FunnelBack: Loaded caches.
FunnelBack: Mime-types parsed [text/html,text/plain,text/xml,application/xhtml+xml,application/rss+xml,application/atom+xml,application/json,application/rdf+xml,application/xml]
FunnelBack: Protocols accepted [http,https]
FunnelBack: Robot agent matching [Funnelback]
FunnelBack: Max Size In-Memory URL Buffer Cache: 5000
FunnelBack: Storing header information
Funnelback: Added 1 URLs to frontier.
FunnelBack: Control passed to coordinator.
Coordinator: Added 1 URLs to URL Cache from start_urls_file
Coordinator: Started 10 crawler thread(s) …
Coordinator: Using overall timeout.
HTTPClientTimedRequest: Trust Everyone
HTTPClientTimedRequest: Accept/send all cookies
Monitor: Interval (secs): 30 Checkpoint Interval (secs): 1800
Monitor: Checking Config File: E:\funnelback\conf\Test-site\collection.cfg
Monitor: Printing statistics to monitor.log and crawl.log.1
Coordinator: Crawler 0 signalled completion.
Coordinator: Printing out final values to servers.log and domains.log
Coordinator: Final Checkpoint and Totals …
DNSCache: Maximum cache size: 200000
Coordinator: Finished final checkpoint.
Date: Tue Mar 13 04:00:06 EST 2018
URLs Processed: 1
Duplicates: 0
HTTP Redirects: 0
HTTP Bad Responses: 0
Network (I/O) Errors: 0
Robot NoFollow URLs: 0
Threads Active: 1
Frontiers Active: 0
Bytes In (MB): 0
Bytes Out (MB): 0
Used Memory (MB): 21
Total Memory (MB): 120
Cache Size: 1
Frontier Size: 0
Total Data Stored (MB): 0
Total Web Servers: 1
Total URLs Downloaded: 0
Total URLs Stored: 0
Coordinator: Printing out crawl statistics to .stat files in log directory.
Coordinator: Attempting to deactivate crawler threads …
Coordinator sleeping for 5 seconds before final shutdown …
Coordinator: Closing URLStore.
Coordinator: Dumping frontier to log for analysis …
Coordinator: Finished dumping frontier.
Coordinator: Finished at: Tue Mar 13 04:00:11 EST 2018
Coordinator: Finished crawl.

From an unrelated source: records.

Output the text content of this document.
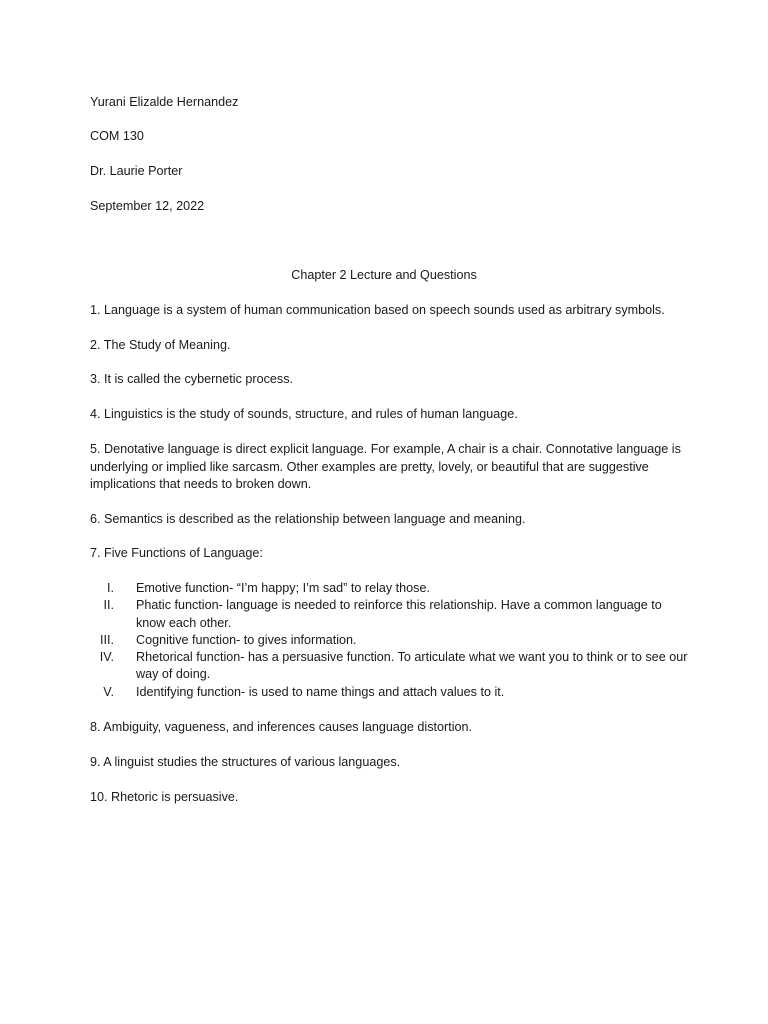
Yurani Elizalde Hernandez
COM 130
Dr. Laurie Porter
September 12, 2022
Chapter 2 Lecture and Questions
1. Language is a system of human communication based on speech sounds used as arbitrary symbols.
2. The Study of Meaning.
3. It is called the cybernetic process.
4. Linguistics is the study of sounds, structure, and rules of human language.
5. Denotative language is direct explicit language. For example, A chair is a chair. Connotative language is underlying or implied like sarcasm. Other examples are pretty, lovely, or beautiful that are suggestive implications that needs to broken down.
6. Semantics is described as the relationship between language and meaning.
7. Five Functions of Language:
I. Emotive function- “I’m happy; I’m sad” to relay those.
II. Phatic function- language is needed to reinforce this relationship. Have a common language to know each other.
III. Cognitive function- to gives information.
IV. Rhetorical function- has a persuasive function. To articulate what we want you to think or to see our way of doing.
V. Identifying function- is used to name things and attach values to it.
8. Ambiguity, vagueness, and inferences causes language distortion.
9. A linguist studies the structures of various languages.
10. Rhetoric is persuasive.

Deactivating threads and exiting …
Coordinator: WARNING - URLStore reported no documents stored!
Command finished with exit code: 1

The short answer is that when the HTML file was parsed it didn’t extract any useful text from the document.

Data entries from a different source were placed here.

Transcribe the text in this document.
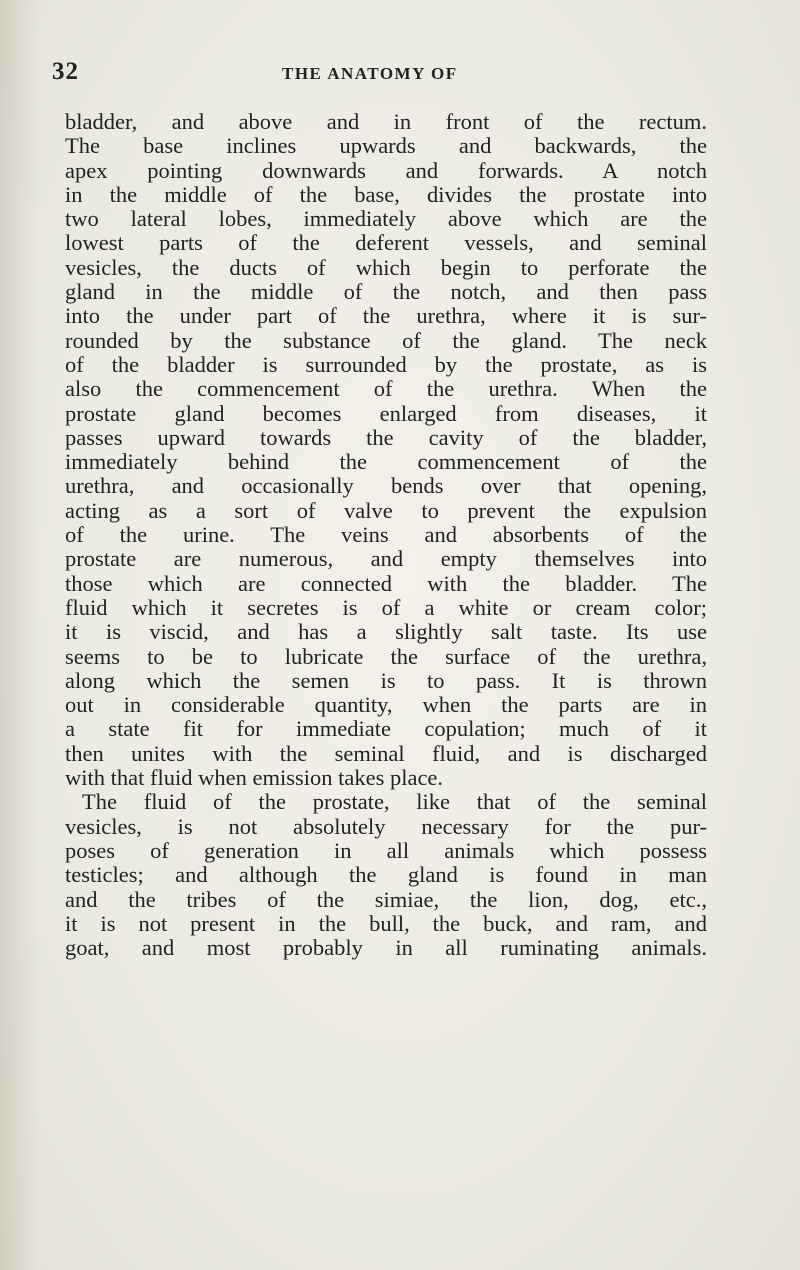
32	THE ANATOMY OF
bladder, and above and in front of the rectum.
The base inclines upwards and backwards, the
apex pointing downwards and forwards. A notch
in the middle of the base, divides the prostate into
two lateral lobes, immediately above which are the
lowest parts of the deferent vessels, and seminal
vesicles, the ducts of which begin to perforate the
gland in the middle of the notch, and then pass
into the under part of the urethra, where it is sur-
rounded by the substance of the gland. The neck
of the bladder is surrounded by the prostate, as is
also the commencement of the urethra. When the
prostate gland becomes enlarged from diseases, it
passes upward towards the cavity of the bladder,
immediately behind the commencement of the
urethra, and occasionally bends over that opening,
acting as a sort of valve to prevent the expulsion
of the urine. The veins and absorbents of the
prostate are numerous, and empty themselves into
those which are connected with the bladder. The
fluid which it secretes is of a white or cream color;
it is viscid, and has a slightly salt taste. Its use
seems to be to lubricate the surface of the urethra,
along which the semen is to pass. It is thrown
out in considerable quantity, when the parts are in
a state fit for immediate copulation; much of it
then unites with the seminal fluid, and is discharged
with that fluid when emission takes place.
The fluid of the prostate, like that of the seminal
vesicles, is not absolutely necessary for the pur-
poses of generation in all animals which possess
testicles; and although the gland is found in man
and the tribes of the simiae, the lion, dog, etc.,
it is not present in the bull, the buck, and ram, and
goat, and most probably in all ruminating animals.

This is usually caused by some error (such as authentication) resulting in no content being returned to Funnelback when it attempts to crawl it.

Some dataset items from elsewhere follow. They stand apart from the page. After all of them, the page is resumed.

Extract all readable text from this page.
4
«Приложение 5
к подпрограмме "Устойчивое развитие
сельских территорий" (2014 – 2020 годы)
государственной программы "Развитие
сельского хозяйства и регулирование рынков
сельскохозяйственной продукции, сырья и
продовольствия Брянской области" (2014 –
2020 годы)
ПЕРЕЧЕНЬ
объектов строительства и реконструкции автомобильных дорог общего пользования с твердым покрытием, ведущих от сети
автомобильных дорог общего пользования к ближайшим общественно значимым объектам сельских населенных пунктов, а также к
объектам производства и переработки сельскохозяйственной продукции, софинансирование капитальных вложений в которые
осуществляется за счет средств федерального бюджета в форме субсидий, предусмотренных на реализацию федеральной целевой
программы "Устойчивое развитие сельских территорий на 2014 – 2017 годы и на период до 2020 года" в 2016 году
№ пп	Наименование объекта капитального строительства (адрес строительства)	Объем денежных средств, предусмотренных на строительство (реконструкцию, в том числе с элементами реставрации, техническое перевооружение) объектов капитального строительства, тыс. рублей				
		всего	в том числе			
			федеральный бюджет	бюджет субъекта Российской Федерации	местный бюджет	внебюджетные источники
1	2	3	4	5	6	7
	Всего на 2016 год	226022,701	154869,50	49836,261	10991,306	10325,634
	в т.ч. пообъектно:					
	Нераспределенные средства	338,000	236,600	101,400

It can also happen for binary documents when they fail to filter (convert to text) - this is normally caused by the document being protected (eg. via password or encryption).

The crawl.log.X.gz log files might also have more details about the error, as might the crawler.inline_filter.log if the cause was potentially a filter being unable to convert the document.